Whatever happened to civil discourse?

ANGER: Better to listen and respond in a civil manner.

I DON’T normally quote favourably from religious publications, but a while back I set aside an unusually intelligent piece written for the Salvation Army’s The War Cry by Rivera Su who called for calm and civil language ahead of the US presidential election.
Sun wrote: “Discourse is the foundation of democracy. The ability to have a respectful and informed conversation about politics – in the post office, our homes, on the media, with friends, family or with total strangers – is essential for a society that prizes the ideals of liberty and freedom.
“If we are not free to converse without being verbally assaulted, insulted and screamed at, what does that say about the content of our character? Is it really so hard to engage in the practices of being curious about our differences, asking questions, listening and responding in a sane and civil manner?”
Already things were hotting up, with Trump using the most obnoxious rhetoric to attack his opponents. We all see now that a president whose neck size exceeds his IQ has propelled America into a very dark place indeed where a tsunami of intolerance has been unleashed against vast swathes of the population.
Pipe bombs being sent by one of his more deranged supporters to people like Barack Obama and actor Robert De Niro, the massacre of 11 people in a Pittsburgh synagogue and the gassing of refugees are the latest examples of the lunacy that has overtaken the country.

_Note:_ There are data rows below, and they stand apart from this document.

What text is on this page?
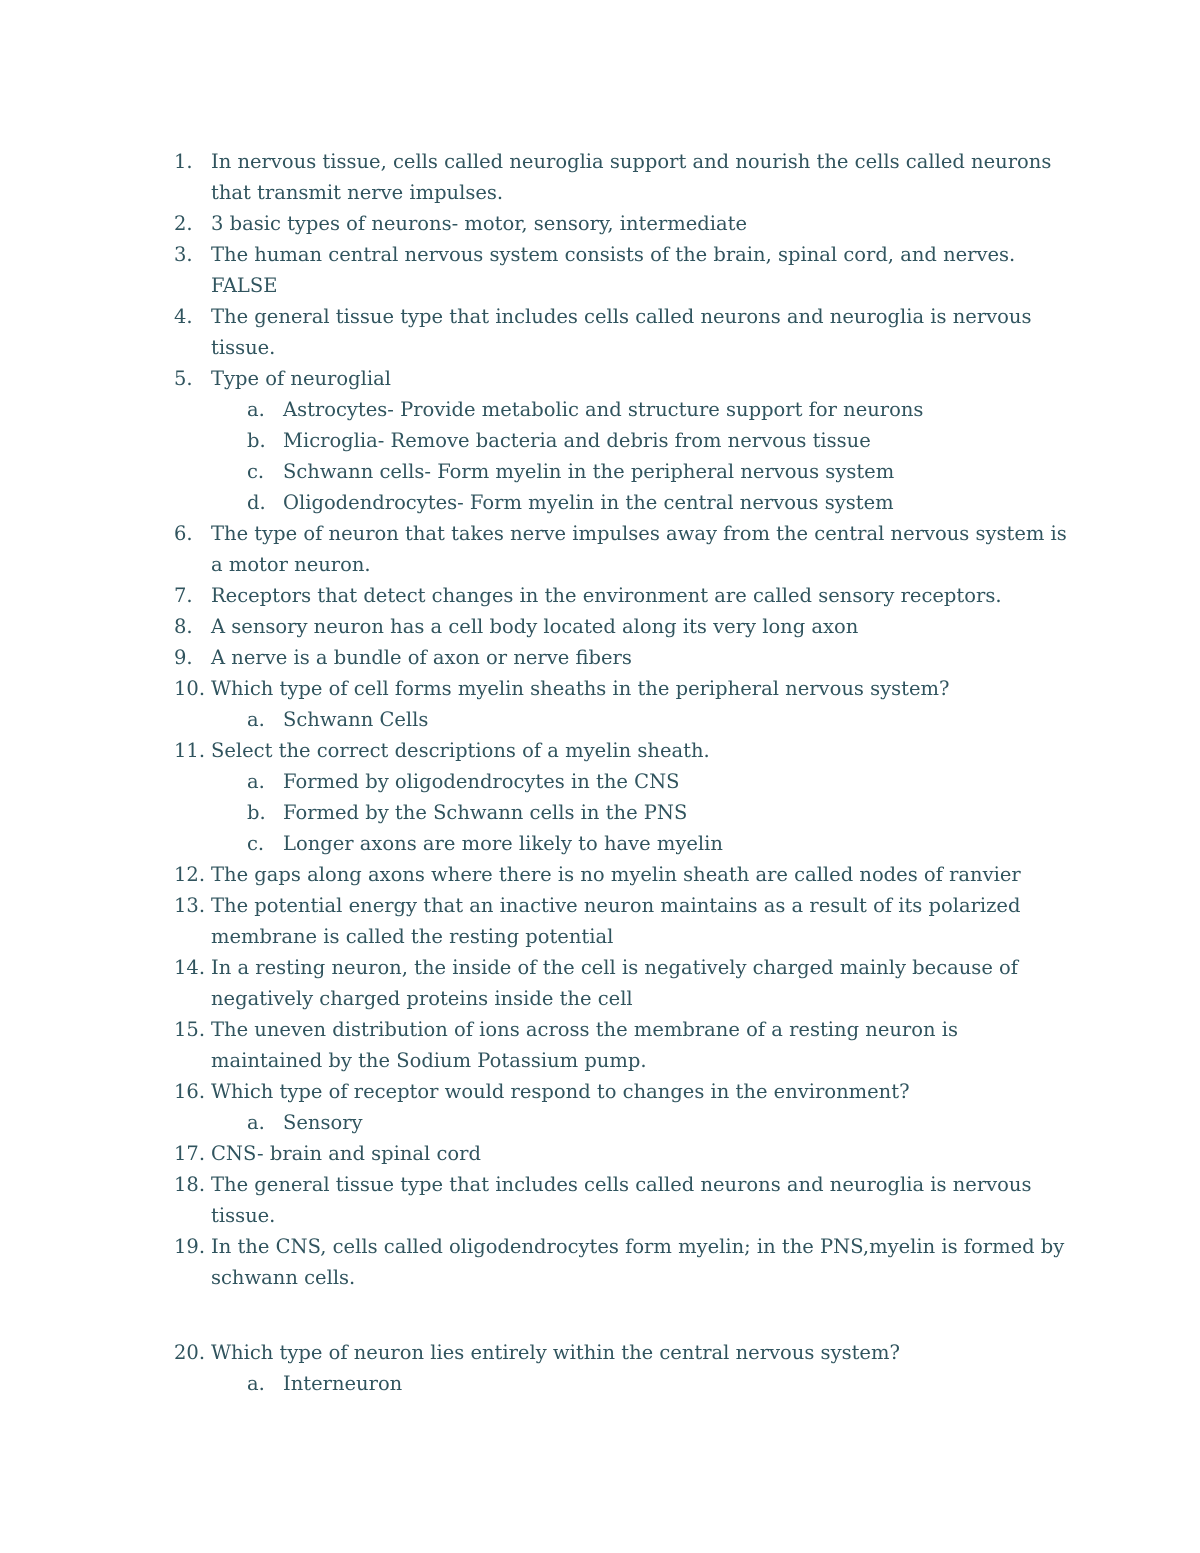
1. In nervous tissue, cells called neuroglia support and nourish the cells called neurons that transmit nerve impulses.
2. 3 basic types of neurons- motor, sensory, intermediate
3. The human central nervous system consists of the brain, spinal cord, and nerves. FALSE
4. The general tissue type that includes cells called neurons and neuroglia is nervous tissue.
5. Type of neuroglial
a. Astrocytes- Provide metabolic and structure support for neurons
b. Microglia- Remove bacteria and debris from nervous tissue
c. Schwann cells- Form myelin in the peripheral nervous system
d. Oligodendrocytes- Form myelin in the central nervous system
6. The type of neuron that takes nerve impulses away from the central nervous system is a motor neuron.
7. Receptors that detect changes in the environment are called sensory receptors.
8. A sensory neuron has a cell body located along its very long axon
9. A nerve is a bundle of axon or nerve fibers
10. Which type of cell forms myelin sheaths in the peripheral nervous system?
a. Schwann Cells
11. Select the correct descriptions of a myelin sheath.
a. Formed by oligodendrocytes in the CNS
b. Formed by the Schwann cells in the PNS
c. Longer axons are more likely to have myelin
12. The gaps along axons where there is no myelin sheath are called nodes of ranvier
13. The potential energy that an inactive neuron maintains as a result of its polarized membrane is called the resting potential
14. In a resting neuron, the inside of the cell is negatively charged mainly because of negatively charged proteins inside the cell
15. The uneven distribution of ions across the membrane of a resting neuron is maintained by the Sodium Potassium pump.
16. Which type of receptor would respond to changes in the environment?
a. Sensory
17. CNS- brain and spinal cord
18. The general tissue type that includes cells called neurons and neuroglia is nervous tissue.
19. In the CNS, cells called oligodendrocytes form myelin; in the PNS,myelin is formed by schwann cells.
20. Which type of neuron lies entirely within the central nervous system?
a. Interneuron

Meanwhile Brexit has done immense damage to the UK, with discourse on both sides reaching unprecedented levels of hysteria.
I’ve nothing against sarcasm and insults per se but It’s the poor quality of the language used that that irritates me most. Put-downs now being traded are completely lacking in subtlety, with the F-bomb being dropped into every sentence.
Insults, of course, have been bandied about since biblical times. Elijah, for example, told the priests of Baal. “Perhaps your god is sleeping, or maybe he’s off relieving himself somewhere,” he suggested (2 Kings 18:27).
And Shakespeare was renowned for his insults. ‘Thine face is not worth sunburning’, ‘Thou art as fat as butter’ and ‘Thou art unfit for any place but hell.’
Centuries later when boxer Joe Frazier said of Muhammad Ali ‘he’s a phoney, using his blackness to get his way,’ Ali retorted ‘Joe Frazier is so ugly he should donate his face to the US Bureau of Wildlife.’
When Noel Coward told US writer and playwright Edna Ferber that she ‘almost looks like a man,’ she came back with ‘so do you.’
Actress Mae West said of a fella she met that ‘his mother should have thrown him away and kept the stork’; and when a woman said to Winston Churchill ‘You’re drunk. And what’s more you’re disgustingly drunk,’ he replied ‘You’re ugly. And what’s more you’re disgustingly ugly. But in the morning I shall be sober and you’ll still be ugly.’
Oh, for a return to a time when invective was at its most entertaining when people had a better command of the English language.